The source code for the Names project’s disambiguation service and user front end are now available from the Bitbucket code-sharing service. The various components are:
The user interface to the Names data has been updated to use the code available through Bitbucket. Here’s an example of a Names record in the new web view of the data:
The Names project came to an end in July 2013 – the final report [PDF, 525KB] is available here. The conclusions of the report were:
- The Names project has demonstrated that automated or semi-automated solutions can be applied to bulk-process complex authority control tasks traditionally undertaken by cataloguers on an item by item basis. This approach offers the potential to extend authority control to types of resource, such as journal articles, which have previously been neglected on grounds of cost.
- The quality of the outcome is directly affected by the range and quality of the metadata available. Publishing conventions, such as use of initials rather than full names, hinder accurate identification and comprehensive disambiguation of individuals. Human intervention is still necessary, but filtering enables the human intervention to be focused on ambiguous and anomalous identities.
- Retrospective author disambiguation is complex and costly, even when partially automated and should be regarded as the solution to a legacy problem rather than the preferred way forward.
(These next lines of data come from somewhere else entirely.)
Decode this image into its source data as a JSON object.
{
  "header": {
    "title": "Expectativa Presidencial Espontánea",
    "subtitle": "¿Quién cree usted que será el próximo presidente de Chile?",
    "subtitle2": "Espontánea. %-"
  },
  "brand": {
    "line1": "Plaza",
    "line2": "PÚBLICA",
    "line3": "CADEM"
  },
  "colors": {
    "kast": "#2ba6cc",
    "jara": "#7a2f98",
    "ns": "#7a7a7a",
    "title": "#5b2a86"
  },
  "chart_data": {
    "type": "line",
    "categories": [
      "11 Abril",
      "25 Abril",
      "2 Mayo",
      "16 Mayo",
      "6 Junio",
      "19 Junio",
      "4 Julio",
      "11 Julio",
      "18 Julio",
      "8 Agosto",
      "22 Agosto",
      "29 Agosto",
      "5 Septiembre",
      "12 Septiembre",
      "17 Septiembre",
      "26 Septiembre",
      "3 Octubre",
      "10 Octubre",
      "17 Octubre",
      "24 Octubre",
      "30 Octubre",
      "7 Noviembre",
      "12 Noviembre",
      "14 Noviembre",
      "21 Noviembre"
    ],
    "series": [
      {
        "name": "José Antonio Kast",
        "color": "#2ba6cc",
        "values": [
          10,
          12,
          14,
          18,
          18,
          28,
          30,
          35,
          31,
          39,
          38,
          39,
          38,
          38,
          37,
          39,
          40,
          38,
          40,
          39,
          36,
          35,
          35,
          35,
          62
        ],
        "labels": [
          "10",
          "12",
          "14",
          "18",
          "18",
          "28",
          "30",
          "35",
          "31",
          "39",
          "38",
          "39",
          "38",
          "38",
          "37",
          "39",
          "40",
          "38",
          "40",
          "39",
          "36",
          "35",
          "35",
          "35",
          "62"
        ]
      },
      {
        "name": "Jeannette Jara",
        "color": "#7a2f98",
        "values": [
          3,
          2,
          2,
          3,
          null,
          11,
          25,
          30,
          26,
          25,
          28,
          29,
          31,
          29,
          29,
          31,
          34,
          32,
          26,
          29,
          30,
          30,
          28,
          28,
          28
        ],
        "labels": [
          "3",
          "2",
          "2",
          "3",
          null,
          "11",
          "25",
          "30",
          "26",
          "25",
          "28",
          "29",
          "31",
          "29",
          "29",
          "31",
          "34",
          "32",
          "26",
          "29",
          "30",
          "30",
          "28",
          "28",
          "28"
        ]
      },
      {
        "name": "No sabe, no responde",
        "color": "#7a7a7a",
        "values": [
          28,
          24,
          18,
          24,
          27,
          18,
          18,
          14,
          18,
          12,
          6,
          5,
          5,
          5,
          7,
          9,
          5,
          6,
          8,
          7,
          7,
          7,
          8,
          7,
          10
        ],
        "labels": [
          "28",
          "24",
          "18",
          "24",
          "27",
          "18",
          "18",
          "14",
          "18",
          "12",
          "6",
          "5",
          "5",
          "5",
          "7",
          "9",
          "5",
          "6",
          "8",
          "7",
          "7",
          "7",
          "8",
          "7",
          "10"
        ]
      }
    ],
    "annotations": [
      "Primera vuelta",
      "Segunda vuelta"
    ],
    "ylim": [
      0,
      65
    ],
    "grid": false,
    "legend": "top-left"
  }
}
The Names database and the components of the Names system are resources which can be used by other services to improve their own efficiency.
- Integration between national systems such as Names and international services like ISNI is possible, with the national system offering the opportunity of liaising with institutions to feed data into the international level and with the potential for saving the research community the fees for institutional membership for ORCID and registration agency costs ISNI. Further investment in Names would be required to establish an automatic updating mechanism between the Names system and ISNI and/or ORCID.
- The major achievements of the Names project have been the development of the disambiguation algorithm and the quality assurance process for the resulting data. These have enabled the creation of a useful set of information in the Names database which offers free and flexible access to its contents. By making the database structure, the data, and the disambiguation algorithm available through a code-hosting service, it will be possible for other services to make use of these elements in the future. It should be noted that the quality assurance expertise provided by the Names project team is not something that can be made available externally.
As we wind up the project, I would like to acknowledge the huge amount of work that Dan Needham at Mimas has put into developing this code and into sharing it so that others can benefit from his expertise in this area. Also, many thanks to our colleagues in the British Library: Alan Danskin, Stephen Andrews, Michael Docherty, Alison Wood, Richard Moore, Susan Skaife, Jasper Jackson and Andrew MacEwan whose time and efforts contributed to the success of Names, particularly in the development of a data model and in the quality assurance of data. They also helped to ensure that the results of the project live on in the form of ISNI identifiers for many UK researchers.
Last month the work of the NISO I2 (Institutional Identifier) group culminated in the publication of a NISO Recommended Practice document entitled Institutional Identification: Identifying Organizations in the Information Supply Chain [PDF]. The I2 group was established in 2008 with the task of looking at the issue of uniquely identifying institutions and other organizations.
From the report:
As the digital information landscape grows increasingly crowded and customized, and as institutions achieve economies of scale through increased collaboration, the need to unambiguously identify organizations engaged in any aspect of information acquisition, supply, archiving, and discovery becomes a critical enabler for efficient and trustworthy information practices.
The use of the International Standard Name Indentifier (ISNI) (ISO 27729) for institutional identification is recommended to achieve both of these goals.
Of the 157 UK research institutions currently identified within Names, 93 also already have ISNIs (in other words they were already identified as creators or publishers in library systems which have contributed data to ISNI). We have now added those ISNIs to the Names records of those institutions and will be requesting identifiers for the remaining 64 institutions in the coming weeks.
Our aim by the end of the current phase of the project (July 2013) is to have ISNIs assigned to all of the individuals and organisations identified within Names. ISNI disambiguates and assigns unique identifiers to institutions and individuals internationally. Where ORCID provides a service for individuals to identify themselves, ISNI relies on data from third parties and combines it to create merged records. This means that, in contrast to ORCID, it can include records for organisations and for individuals who may be unable (or unwilling) to manage an online profile.
The latest issue of Information Standards Quarterly (ISQ) is devoted to the topic of identifiers for people and organisations. There are featured articles on ISNI and ORCID, an update from the NISO I2 group and one from the Names Project.